Pas de jaloux, Élisabeth
Moreno coche toutes les cases, se bat sur tous les fronts : elle est
« personnellement » favorable à la GPA, dont Emmanuel Macron a
promis que lui, président, elle ne serait jamais légalisée. Elle défend,
toujours contre l’avis du patron, l’allongement à quatorze semaines du délai
légal pour l’IVG. Elle veut imposer des quotas de femmes (et bientôt, on
suppose, de représentants de la diversité) dans les instances dirigeantes des
entreprises.
Enfin, preuve de son âme immaculée, elle a jugé « abjecte » la une de Causeur sur le Grand Remplacement et s’est félicitée que la Dilcrah1 l’ait signalée au procureur de la République, qui ne semble pas, à ce jour, s’en être spécialement ému.
Les Français qui n’avaient pas l’heur de connaître cette pétulante ministre (si ça se trouve, tous ne vivent pas les yeux rivés sur Twitter) ont pu combler cette lacune le 16 décembre grâce à « Face à Baba », l’émission dans laquelle Cyril Hanouna recevait Éric Zemmour en majesté.
La ministre, que l’animateur
appelle Élisabeth, avait absolument tenu à faire partie des contradicteurs
opposés au candidat – ce qui a encore, paraît-il, encoléré le président.
Peut-être manqué-je d’objectivité, mais j’avoue avoir pensé qu’en dépit de son
bon cœur ou peut-être à cause de lui, elle n’était pas vraiment au niveau.
Toute cette compassion finit par empêcher de penser.
Ainsi, face à un Zemmour
évoquant le lobby LGBT, elle a répété plusieurs fois que ce lobby n’existait
pas, visiblement incapable de comprendre la distinction entre la sexualité
comme élément de la vie concrète et la sexualité comme support d’une identité
politique. C’est un échange houleux sur les « enfants transgenres »
qui lui a finalement permis d’exposer sa philosophie.
Alors que Zemmour affirmait, à
raison me semble-t-il, qu’un enfant n’a pas à changer de sexe, elle s’est
exclamée : « Les gens sont ce qu’ils ressentent ! »

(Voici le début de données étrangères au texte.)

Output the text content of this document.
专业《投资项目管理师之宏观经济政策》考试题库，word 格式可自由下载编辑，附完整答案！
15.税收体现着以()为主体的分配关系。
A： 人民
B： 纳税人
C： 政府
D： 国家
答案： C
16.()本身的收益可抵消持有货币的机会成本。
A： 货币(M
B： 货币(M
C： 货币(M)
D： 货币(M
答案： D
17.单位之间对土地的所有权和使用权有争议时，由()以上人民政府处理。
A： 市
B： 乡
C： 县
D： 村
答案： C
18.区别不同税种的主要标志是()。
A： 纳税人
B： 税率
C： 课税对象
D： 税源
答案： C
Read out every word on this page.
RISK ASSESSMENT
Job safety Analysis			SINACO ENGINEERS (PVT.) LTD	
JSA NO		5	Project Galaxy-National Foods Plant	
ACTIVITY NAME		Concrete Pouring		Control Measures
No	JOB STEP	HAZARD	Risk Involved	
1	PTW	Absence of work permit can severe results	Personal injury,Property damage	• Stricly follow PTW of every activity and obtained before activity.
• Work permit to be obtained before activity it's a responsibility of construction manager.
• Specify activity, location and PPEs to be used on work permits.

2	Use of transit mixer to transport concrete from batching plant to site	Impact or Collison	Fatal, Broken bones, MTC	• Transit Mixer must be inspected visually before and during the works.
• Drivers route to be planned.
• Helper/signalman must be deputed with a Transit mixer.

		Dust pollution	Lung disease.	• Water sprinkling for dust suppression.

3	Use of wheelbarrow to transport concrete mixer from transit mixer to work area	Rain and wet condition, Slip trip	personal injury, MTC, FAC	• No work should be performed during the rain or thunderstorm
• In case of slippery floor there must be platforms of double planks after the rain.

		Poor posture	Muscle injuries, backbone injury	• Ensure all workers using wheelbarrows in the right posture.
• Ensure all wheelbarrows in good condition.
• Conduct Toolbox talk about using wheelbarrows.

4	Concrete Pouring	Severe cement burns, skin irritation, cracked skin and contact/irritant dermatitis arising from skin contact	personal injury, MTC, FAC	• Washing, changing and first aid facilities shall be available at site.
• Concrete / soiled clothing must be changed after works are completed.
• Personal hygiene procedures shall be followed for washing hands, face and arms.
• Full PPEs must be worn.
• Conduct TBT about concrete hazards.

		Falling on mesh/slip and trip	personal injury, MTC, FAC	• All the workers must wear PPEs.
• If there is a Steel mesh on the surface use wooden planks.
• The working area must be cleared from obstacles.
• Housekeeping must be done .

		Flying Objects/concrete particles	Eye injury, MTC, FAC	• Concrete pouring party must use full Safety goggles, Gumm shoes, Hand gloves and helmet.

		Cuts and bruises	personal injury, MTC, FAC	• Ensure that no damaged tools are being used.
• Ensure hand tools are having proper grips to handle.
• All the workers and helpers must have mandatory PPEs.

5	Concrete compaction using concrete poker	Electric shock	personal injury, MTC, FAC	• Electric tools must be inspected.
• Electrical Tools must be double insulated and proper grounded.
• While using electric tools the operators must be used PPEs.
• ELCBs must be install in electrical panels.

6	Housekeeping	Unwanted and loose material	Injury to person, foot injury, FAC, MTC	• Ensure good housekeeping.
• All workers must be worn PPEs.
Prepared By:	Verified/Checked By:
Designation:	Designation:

Cette sacralisation de la subjectivité individuelle, qui poussée à sa limite
interdit l’existence même d’une collectivité, est le cœur caché de l’idéologie
woke : chacun est ce qui lui plaît, tout le monde étant prié d’afficher le
plus grand respect pour les bizarreries individuelles. Le président a tort de
s’énerver : avec Moreno, qui comme Christiane Taubira, quoique dans un
registre moins littéraire, incarne le wokisme chic, on assiste à
l’externalisation du « en même temps ».
À lui, la lutte contre le
séparatisme, à elle l’encouragement à toutes les sécessions sociétales. Reste
un point qui me chiffonne. Madame Moreno a cité, en s’étranglant de rage, un
passage du dernier livre de Zemmour où il affirme que, « dans les
sociétés traditionnelles, les femmes sont le but et le butin ». Selon
elle, ce propos objective les femmes et revient peu ou prou à approuver les
violeurs et autres cogneurs. Bien entendu, il ne s’agit nullement chez Zemmour
d’une affirmation normative, mais d’une analyse des représentations et des
imaginaires. Il se trouve que la prédation légalisée a heureusement et depuis
longtemps disparu de nos sociétés. Cependant, jusque-là, les jeux de l’amour et
de la séduction avaient conservé l’empreinte inconsciente de cet antique
partage des rôles auquel nul n’est contraint de se conformer : il y a des
femmes chasseresses et c’est très bien.
Que, dans le registre des
fantasmes et des imaginaires, la femme reste souvent la proie et l’homme le
chasseur ne signifie évidemment pas qu’il ait le droit de la contraindre, mais
que c’est elle qui est précieuse, de sorte que, pour la conquérir, il ne faut
plus faire usage de la force mais déployer des trésors de gracieusetés. Les
hommes ne chassent plus avec leurs poings ou leurs fusils, mais à coups de
bouquets de fleurs et de déclarations langoureuses. Dans ces conditions,
j’avoue, au risque d’être ligotée pour mon bien dans une toile protectrice :
entre adultes consentants, il est bien agréable d’être le but et le butin.
1 Délégation interministérielle à la lutte
contre le racisme, l’antisémitisme et la haine anti-LGBT.